Overview
SulawesiPos.com, Maranello – Riccardo Adami resmi melepaskan tanggung jawabnya sebagai insinyur balap Lewis Hamilton di Scuderia Ferrari.
Insinyur asal Italia tersebut kini akan menjalani peran baru dengan fokus pada pengembangan program pembalap muda tim Formula 1 Kuda Jingkrak.
Adami, yang sebelumnya menjadi insinyur balap bagi Sebastian Vettel dan Carlos Sainz selama membela Ferrari, akan bertugas mengawasi pengujian mobil-mobil generasi lama yang digunakan oleh Ferrari Driver Academy.
Dengan peran barunya ini, Adami tidak lagi terlibat langsung dalam aktivitas di lintasan Formula 1.

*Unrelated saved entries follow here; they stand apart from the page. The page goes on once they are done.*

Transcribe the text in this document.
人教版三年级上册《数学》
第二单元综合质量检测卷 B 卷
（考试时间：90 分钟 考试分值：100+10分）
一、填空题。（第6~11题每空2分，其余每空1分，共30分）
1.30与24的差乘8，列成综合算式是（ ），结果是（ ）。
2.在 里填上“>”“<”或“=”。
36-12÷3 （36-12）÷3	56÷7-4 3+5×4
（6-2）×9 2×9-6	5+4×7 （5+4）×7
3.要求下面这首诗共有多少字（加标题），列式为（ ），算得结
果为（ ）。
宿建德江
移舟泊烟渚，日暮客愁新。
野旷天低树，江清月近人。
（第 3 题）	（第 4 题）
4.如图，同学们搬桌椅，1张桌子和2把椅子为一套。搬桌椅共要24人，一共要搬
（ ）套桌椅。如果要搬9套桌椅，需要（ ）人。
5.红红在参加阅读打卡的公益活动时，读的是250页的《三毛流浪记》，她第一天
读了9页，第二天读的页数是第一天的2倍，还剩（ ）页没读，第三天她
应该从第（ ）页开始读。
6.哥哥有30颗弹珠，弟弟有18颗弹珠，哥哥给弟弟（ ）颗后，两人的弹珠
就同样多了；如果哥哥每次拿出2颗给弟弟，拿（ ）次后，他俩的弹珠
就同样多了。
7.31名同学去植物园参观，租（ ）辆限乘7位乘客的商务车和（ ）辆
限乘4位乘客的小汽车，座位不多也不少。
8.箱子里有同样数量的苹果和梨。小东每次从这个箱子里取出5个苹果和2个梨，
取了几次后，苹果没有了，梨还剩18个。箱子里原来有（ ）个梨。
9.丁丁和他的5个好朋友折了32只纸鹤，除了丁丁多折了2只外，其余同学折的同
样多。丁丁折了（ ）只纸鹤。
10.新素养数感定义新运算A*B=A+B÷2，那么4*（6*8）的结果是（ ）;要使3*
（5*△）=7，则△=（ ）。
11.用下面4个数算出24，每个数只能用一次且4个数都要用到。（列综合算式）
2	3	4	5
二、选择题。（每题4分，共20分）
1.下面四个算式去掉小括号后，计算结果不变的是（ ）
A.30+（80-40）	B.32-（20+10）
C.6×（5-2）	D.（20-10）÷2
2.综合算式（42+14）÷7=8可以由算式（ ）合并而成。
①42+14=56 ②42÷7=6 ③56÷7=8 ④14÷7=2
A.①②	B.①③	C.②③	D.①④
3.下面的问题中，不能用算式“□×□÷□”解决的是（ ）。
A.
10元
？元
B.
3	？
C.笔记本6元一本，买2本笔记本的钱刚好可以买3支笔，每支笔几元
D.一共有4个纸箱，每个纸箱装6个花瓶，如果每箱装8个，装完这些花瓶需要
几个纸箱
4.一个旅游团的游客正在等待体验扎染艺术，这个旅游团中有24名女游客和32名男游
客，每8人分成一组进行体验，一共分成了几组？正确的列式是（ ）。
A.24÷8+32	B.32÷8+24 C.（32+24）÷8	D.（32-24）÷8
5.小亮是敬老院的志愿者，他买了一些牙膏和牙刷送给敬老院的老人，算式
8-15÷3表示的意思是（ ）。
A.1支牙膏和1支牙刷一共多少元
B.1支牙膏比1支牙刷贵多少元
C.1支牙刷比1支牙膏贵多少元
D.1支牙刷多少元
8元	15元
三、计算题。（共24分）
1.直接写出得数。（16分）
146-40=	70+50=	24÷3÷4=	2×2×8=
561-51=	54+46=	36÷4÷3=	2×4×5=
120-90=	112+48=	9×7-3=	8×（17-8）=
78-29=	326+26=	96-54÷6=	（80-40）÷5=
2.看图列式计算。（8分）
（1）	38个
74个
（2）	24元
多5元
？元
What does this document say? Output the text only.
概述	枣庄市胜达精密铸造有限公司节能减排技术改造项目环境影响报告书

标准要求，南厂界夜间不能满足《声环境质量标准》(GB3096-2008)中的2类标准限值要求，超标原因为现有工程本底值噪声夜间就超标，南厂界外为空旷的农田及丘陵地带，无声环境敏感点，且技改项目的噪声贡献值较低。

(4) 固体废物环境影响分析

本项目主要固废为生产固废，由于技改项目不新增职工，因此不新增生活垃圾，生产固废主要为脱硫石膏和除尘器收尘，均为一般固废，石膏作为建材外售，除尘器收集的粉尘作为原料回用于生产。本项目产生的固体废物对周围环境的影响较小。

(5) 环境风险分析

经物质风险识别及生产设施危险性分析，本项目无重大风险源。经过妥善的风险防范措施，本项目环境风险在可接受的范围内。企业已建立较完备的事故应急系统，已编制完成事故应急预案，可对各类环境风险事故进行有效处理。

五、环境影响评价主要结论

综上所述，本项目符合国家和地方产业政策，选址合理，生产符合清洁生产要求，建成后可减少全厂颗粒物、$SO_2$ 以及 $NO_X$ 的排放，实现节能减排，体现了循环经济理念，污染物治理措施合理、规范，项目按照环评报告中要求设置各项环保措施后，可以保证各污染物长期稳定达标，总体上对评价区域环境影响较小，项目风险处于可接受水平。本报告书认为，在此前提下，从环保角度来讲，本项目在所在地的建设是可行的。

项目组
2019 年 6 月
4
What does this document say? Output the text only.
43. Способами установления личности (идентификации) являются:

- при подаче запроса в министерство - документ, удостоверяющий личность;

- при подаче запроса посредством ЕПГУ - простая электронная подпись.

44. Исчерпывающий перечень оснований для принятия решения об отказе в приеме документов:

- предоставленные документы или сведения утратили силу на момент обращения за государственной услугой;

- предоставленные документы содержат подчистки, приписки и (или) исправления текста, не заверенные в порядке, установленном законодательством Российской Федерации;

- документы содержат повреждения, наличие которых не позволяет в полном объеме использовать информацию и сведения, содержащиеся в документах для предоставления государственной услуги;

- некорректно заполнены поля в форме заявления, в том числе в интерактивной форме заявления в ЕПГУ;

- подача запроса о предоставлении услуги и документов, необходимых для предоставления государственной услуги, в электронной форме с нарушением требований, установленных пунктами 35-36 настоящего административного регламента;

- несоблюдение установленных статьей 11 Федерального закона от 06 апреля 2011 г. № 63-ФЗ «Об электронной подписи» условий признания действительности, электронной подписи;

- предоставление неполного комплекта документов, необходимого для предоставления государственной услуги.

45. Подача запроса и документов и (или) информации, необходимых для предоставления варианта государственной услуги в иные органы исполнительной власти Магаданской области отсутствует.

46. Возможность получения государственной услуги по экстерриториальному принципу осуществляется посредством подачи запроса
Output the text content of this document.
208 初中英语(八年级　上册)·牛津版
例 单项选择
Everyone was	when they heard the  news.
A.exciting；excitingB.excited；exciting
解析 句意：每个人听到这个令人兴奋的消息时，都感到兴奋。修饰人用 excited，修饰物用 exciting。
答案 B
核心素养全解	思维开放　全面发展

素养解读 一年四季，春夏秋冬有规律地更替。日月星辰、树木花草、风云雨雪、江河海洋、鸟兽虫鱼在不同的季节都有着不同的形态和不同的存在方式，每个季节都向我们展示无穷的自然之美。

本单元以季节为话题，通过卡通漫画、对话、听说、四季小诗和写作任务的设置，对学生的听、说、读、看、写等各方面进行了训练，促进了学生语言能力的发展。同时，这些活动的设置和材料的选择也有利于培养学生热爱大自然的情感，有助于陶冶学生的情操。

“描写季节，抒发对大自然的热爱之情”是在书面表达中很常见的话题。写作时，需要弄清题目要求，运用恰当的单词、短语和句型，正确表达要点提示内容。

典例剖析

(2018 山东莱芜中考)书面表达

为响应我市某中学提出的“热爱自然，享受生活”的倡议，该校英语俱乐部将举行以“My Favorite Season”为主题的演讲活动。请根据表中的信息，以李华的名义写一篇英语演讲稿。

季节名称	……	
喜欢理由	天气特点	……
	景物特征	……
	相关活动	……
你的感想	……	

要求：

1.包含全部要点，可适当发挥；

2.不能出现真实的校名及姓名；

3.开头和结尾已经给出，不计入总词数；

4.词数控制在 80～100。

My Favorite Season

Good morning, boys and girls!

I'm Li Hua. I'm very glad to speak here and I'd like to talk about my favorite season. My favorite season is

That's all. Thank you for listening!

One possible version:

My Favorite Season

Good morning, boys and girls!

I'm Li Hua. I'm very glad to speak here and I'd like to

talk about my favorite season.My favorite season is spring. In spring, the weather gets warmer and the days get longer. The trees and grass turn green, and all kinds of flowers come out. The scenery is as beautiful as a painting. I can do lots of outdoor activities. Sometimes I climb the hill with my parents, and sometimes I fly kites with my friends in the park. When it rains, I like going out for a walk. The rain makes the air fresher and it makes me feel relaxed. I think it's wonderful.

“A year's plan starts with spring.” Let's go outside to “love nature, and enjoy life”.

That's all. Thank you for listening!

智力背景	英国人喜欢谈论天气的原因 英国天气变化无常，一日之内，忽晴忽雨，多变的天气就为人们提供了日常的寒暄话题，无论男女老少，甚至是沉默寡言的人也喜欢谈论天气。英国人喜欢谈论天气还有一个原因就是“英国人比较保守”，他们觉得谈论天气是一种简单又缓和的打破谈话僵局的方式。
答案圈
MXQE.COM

Pada musim debut Lewis Hamilton bersama Ferrari, Adami sempat dipasangkan sebagai insinyur balap utama.
Namun, kemitraan tersebut kerap menjadi sorotan publik setelah beberapa momen komunikasi melalui radio tim terdengar kurang mulus dalam siaran global Formula 1.
Meski demikian, Hamilton dan Adami sempat mencatatkan kesuksesan awal dengan kemenangan pada Sprint Race GP Cina.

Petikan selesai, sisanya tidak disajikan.